No entanto, uma visão panorâmica de sua postura permite ver o escopo de sua posição sobre a Venezuela e as dimensões que ela abrangeria.

Além de suas declarações, há laços históricos e áreas de cooperação e interesse bilateral, cuja desarticulação pode ser complexa por diferentes motivos. Isso vai desde coincidências políticas até questões econômicas gerais e de fronteira, em que prevalece a lógica do benefício mútuo.

Lula, 2023: “É o início do retorno de Maduro”.

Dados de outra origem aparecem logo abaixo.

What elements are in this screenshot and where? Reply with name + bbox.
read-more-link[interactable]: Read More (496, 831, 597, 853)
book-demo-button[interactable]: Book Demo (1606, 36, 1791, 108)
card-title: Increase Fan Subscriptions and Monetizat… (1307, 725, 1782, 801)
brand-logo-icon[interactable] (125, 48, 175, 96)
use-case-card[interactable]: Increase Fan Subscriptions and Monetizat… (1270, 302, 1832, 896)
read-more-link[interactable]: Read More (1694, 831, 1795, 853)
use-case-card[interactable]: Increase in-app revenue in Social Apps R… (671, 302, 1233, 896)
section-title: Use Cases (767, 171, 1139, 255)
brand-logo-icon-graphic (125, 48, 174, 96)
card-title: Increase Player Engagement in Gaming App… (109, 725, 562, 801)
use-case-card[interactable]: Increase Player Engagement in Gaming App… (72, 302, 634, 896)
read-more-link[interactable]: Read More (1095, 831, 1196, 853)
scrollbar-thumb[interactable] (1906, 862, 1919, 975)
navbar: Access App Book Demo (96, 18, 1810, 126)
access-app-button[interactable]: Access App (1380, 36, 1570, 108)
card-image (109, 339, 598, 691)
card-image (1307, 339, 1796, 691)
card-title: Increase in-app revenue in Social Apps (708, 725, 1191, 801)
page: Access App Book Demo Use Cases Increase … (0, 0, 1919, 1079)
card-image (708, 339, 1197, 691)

Durante a visita do Presidente Maduro a Brasília em maio de 2023, os dois líderes assinaram acordos de cooperação estratégica, juntamente com uma declaração conjunta abrangente para promover as relações bilaterais e fortalecer o desenvolvimento entre os dois países. Como é sabido, os laços diplomáticos se deterioraram durante a administração do presidente de extrema-direita Jair Bolsonaro.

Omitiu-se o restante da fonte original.